After two years at the Optimist Home, DeArmond became a youth advocate for the city of Pasadena, helping youths moving from foster care. Now he works for Los Angeles County's procurement office.
He still visits the Optimist Home. "I can go over there and eat and do my laundry," he said. "Everybody knows me. They're really happy for me and everything."
His mother once again tried to return to his life, but DeArmond made a decision. "I eventually told her to leave me alone.
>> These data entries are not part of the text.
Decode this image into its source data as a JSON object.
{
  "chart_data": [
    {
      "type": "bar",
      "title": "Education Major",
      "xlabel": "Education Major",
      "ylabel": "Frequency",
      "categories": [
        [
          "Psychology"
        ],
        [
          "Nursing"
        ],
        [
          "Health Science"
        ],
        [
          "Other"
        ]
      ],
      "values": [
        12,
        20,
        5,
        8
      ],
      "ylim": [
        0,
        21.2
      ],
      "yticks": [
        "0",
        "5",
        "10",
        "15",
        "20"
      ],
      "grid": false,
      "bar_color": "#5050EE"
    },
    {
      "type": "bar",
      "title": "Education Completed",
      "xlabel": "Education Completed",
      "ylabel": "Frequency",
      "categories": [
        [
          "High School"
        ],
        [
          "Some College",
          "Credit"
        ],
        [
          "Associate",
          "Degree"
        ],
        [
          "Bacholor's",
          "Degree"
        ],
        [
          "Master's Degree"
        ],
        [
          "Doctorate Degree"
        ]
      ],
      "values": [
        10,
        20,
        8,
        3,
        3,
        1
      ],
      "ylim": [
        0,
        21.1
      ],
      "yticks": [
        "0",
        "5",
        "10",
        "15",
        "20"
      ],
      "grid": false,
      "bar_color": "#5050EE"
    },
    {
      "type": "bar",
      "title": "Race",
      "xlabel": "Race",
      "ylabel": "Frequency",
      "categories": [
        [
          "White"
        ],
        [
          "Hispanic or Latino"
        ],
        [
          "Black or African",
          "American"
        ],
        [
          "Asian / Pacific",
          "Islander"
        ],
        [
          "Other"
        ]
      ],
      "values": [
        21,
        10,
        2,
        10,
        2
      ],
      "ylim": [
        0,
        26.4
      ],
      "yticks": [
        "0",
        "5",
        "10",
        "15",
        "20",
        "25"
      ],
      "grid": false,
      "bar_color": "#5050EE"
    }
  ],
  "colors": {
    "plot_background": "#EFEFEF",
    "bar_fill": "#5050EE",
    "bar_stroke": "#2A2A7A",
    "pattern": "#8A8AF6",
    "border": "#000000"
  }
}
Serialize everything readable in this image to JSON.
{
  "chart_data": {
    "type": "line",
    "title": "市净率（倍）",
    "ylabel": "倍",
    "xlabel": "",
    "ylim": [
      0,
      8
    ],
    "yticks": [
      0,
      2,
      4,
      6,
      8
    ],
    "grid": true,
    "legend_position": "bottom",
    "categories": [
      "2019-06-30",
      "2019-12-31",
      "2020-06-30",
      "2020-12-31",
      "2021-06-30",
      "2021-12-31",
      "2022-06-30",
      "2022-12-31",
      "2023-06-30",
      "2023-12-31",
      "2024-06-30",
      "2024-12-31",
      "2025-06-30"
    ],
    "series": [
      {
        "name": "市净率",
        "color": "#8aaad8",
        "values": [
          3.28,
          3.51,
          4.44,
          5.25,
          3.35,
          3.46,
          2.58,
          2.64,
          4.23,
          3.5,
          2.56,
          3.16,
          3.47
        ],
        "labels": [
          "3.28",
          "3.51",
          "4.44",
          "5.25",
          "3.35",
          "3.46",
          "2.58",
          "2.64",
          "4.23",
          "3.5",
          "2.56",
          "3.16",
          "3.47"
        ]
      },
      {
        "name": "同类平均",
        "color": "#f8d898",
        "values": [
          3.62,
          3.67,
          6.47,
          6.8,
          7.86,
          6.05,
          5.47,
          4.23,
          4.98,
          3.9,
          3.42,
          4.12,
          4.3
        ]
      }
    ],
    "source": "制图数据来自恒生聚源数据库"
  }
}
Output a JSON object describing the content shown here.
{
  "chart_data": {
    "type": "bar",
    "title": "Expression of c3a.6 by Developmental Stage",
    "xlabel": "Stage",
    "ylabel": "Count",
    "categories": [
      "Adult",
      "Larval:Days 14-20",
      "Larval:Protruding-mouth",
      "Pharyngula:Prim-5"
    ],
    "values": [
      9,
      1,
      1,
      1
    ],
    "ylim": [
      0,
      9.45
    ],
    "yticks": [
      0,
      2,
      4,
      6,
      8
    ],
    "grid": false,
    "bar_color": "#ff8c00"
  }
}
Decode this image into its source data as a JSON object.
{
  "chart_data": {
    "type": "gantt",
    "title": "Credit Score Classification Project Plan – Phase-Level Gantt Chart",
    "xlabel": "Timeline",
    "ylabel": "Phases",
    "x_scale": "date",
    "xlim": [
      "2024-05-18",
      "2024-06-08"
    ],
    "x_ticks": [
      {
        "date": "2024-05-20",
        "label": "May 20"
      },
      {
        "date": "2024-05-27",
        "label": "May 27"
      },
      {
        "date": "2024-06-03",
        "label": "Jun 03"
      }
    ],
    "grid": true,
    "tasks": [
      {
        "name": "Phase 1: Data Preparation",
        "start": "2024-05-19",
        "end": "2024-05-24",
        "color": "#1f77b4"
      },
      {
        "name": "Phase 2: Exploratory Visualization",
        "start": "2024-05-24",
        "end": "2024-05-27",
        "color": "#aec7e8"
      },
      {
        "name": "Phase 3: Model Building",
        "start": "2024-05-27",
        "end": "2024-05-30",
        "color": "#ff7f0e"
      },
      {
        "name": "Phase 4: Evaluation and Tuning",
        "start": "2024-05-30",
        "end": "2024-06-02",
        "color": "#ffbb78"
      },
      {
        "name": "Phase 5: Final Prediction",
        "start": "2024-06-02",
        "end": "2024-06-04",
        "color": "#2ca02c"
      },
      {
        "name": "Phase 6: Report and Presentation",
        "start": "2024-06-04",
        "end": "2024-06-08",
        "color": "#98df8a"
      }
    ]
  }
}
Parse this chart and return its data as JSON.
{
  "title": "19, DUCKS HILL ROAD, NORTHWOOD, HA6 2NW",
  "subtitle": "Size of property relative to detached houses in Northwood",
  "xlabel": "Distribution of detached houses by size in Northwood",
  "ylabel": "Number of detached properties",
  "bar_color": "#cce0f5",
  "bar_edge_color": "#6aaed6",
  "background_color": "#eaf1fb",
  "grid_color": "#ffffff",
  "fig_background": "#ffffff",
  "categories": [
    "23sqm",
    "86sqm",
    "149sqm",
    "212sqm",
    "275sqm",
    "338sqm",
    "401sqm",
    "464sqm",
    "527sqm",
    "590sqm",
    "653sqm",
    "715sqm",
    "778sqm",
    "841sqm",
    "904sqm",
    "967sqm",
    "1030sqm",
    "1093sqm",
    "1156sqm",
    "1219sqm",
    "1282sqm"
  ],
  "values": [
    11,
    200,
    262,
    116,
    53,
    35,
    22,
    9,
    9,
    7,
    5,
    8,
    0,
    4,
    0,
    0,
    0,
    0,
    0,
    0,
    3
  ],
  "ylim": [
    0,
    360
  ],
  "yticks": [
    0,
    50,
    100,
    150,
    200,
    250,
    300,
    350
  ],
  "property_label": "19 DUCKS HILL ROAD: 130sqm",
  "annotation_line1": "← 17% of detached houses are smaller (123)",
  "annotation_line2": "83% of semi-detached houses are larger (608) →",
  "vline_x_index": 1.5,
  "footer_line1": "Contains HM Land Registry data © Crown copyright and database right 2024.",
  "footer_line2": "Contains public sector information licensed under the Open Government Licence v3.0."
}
Let me do my thing."
This time, his thing was a good thing -- give so much time to the improvement of yourself....
This time his outlook was optimistic.
The Optimist Creed
Promise Yourself --
To be so strong that nothing can disturb your peace of mind.
To talk health, happiness and prosperity to every person you meet.
To make all your friends feel that there is something in them.
To look at the sunny side of everything and make your optimism come true.
To think only of the best, to work only for the best and to expect only the best.
To be just as enthusiastic about the success of others as you are about your own.
To forget the mistakes of the past and press on to the greater achievements of the future.
To wear a cheerful countenance at all times and give every living creature you meet a smile.
To give so much time to the improvement of yourself that you have no time to criticize others.To be too large for worry, too noble for anger, too strong for fear and too happy to permit the presence of trouble.